If you can't say why you did something in a particular way - and you never do - you can't claim to have designed it.
Inspired designers may sometimes get things right first time. Most designers rip up any number of first tries at a design before coming up with an approach that can be made to work reasonably well.

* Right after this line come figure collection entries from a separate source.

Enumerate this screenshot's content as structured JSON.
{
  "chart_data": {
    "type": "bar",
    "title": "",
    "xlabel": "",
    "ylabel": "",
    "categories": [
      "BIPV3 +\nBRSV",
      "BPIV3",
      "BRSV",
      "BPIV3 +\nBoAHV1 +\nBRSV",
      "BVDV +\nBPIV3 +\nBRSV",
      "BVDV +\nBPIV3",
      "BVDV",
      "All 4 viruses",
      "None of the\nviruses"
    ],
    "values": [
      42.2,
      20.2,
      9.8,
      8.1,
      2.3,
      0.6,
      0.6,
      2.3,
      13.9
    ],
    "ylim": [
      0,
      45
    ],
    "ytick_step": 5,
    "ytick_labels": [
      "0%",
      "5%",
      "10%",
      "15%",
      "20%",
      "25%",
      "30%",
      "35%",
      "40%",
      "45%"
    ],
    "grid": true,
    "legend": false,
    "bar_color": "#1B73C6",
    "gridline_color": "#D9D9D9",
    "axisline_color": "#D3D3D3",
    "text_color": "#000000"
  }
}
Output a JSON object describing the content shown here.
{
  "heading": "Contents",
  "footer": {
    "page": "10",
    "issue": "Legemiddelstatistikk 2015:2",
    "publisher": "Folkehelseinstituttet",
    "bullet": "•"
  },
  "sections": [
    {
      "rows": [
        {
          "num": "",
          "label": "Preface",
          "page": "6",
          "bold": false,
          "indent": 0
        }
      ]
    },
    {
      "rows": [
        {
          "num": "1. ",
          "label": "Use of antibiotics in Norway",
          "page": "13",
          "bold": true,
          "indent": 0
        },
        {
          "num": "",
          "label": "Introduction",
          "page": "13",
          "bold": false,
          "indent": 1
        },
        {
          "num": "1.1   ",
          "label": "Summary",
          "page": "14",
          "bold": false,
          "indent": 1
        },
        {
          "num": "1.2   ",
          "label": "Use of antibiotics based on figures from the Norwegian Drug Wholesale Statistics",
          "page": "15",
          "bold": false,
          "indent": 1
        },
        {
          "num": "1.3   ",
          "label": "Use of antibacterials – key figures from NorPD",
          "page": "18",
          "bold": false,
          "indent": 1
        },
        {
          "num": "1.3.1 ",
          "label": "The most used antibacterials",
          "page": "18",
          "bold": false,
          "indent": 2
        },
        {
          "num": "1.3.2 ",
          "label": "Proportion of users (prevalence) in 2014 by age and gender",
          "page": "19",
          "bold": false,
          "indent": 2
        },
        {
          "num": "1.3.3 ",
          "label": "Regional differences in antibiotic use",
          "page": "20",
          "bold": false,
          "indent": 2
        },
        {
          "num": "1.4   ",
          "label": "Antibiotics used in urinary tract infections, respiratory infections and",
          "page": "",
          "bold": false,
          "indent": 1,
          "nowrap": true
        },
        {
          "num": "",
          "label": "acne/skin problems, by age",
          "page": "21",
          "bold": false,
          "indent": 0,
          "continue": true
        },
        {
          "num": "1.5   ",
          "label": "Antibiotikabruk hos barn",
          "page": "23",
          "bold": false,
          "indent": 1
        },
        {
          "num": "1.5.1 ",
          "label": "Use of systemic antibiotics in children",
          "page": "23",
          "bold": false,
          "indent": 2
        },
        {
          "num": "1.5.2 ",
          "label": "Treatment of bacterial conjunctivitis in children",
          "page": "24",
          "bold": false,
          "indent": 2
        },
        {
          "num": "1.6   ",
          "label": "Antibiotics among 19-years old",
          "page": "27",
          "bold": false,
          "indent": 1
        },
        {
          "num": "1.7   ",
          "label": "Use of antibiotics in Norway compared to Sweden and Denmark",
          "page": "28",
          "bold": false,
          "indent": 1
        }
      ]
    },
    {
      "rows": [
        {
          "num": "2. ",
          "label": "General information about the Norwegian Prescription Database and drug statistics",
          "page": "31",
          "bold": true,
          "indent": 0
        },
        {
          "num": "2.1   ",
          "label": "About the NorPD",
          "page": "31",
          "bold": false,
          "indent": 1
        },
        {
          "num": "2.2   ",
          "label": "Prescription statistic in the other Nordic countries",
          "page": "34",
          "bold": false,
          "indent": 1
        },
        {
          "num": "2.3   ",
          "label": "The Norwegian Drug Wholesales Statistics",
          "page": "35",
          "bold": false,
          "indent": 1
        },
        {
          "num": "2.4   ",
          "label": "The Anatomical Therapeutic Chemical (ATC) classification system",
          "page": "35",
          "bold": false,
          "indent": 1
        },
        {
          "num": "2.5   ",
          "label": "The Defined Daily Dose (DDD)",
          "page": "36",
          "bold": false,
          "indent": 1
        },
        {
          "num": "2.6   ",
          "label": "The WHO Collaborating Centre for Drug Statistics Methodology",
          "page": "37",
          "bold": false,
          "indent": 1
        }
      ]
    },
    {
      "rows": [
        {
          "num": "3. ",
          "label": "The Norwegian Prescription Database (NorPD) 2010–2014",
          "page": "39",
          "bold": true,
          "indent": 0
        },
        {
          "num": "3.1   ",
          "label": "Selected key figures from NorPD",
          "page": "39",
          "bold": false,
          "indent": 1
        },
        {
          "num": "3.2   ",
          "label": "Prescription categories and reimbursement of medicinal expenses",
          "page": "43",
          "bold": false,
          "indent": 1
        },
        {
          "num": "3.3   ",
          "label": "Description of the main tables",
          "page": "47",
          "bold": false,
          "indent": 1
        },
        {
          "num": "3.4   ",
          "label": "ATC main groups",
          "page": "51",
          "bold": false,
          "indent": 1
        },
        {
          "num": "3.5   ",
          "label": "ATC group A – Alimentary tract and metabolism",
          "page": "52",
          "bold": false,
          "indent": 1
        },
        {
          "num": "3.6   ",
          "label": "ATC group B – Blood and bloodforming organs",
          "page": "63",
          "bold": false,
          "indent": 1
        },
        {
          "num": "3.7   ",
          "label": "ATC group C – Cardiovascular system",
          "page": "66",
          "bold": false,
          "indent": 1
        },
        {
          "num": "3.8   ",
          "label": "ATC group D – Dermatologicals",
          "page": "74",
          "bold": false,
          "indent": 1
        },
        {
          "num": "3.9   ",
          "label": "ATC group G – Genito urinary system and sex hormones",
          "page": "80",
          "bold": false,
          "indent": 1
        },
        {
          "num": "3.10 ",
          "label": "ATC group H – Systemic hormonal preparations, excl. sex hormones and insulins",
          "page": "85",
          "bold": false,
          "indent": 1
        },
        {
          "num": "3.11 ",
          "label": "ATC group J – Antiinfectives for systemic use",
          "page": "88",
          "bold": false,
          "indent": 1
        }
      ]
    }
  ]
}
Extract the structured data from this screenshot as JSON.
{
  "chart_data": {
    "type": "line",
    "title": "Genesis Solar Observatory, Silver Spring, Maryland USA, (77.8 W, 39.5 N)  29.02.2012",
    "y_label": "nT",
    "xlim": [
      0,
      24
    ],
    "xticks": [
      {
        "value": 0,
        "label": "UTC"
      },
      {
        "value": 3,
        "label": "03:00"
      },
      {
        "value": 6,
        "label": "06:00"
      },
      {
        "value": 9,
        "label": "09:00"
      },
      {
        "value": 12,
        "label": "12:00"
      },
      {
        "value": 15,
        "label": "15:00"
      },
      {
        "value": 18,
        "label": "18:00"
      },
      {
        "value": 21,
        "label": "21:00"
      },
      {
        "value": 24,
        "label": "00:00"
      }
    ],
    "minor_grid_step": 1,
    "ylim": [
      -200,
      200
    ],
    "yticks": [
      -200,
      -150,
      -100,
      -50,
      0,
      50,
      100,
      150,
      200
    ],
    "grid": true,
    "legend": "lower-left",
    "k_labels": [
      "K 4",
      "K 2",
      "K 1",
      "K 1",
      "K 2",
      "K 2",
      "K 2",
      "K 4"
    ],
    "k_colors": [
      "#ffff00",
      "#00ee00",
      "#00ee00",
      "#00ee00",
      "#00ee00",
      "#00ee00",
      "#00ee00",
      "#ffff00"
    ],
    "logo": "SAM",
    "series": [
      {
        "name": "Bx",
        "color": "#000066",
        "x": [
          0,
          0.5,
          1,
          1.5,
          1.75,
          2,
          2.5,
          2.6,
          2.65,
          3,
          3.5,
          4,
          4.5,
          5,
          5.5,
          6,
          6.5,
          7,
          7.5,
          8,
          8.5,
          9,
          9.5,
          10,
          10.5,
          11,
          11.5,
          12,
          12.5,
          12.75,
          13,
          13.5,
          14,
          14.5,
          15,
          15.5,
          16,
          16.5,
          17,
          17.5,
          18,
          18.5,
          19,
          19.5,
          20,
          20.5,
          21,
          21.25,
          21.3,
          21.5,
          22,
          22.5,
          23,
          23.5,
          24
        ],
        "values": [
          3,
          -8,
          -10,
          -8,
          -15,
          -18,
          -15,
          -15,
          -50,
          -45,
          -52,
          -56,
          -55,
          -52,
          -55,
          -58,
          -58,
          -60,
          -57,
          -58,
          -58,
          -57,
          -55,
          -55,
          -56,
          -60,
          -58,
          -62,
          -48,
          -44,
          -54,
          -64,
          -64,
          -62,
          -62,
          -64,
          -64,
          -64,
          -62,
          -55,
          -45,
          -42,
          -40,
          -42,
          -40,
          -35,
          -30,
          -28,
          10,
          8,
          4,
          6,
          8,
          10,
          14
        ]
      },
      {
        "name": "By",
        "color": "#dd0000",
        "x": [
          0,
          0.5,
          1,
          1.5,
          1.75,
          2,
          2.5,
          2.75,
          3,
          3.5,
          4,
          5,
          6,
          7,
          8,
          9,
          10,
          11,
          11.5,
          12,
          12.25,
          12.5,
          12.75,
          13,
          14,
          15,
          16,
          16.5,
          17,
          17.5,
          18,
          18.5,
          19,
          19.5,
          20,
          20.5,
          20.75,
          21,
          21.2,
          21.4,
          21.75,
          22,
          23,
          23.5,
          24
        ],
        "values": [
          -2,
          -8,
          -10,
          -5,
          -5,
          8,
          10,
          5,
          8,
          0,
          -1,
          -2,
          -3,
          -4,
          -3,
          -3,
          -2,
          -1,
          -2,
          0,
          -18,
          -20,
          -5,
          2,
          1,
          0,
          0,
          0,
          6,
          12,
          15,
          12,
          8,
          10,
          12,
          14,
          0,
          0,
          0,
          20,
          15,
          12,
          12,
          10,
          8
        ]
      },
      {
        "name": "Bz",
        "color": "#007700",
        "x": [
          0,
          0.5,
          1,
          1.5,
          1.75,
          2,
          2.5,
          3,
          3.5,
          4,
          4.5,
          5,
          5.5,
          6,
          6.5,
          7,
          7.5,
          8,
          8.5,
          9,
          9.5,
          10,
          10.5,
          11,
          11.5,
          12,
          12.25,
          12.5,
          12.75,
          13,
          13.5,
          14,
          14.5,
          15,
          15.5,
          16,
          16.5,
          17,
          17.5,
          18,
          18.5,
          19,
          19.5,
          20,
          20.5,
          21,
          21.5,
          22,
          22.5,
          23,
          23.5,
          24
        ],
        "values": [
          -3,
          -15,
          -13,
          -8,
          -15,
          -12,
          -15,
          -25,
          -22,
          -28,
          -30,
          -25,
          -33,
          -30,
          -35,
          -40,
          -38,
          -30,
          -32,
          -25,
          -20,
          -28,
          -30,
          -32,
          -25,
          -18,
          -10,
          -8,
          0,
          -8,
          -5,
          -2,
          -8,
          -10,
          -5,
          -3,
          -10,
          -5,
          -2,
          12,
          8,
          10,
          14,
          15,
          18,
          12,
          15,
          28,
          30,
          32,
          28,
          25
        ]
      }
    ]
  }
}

You don't tell us about your false starts.
Sometimes those those false starts can become practical when the technology moves on - I thought up one scheme in 1976 which didn't become practical until 1993 (when I got my hands on a big-enough cheap programmable logic device) and it shows up in my 1996 milli-degree thermostat paper (section 2.6).
Meas. Sci. Technol. 7 (1996) 1653–1664.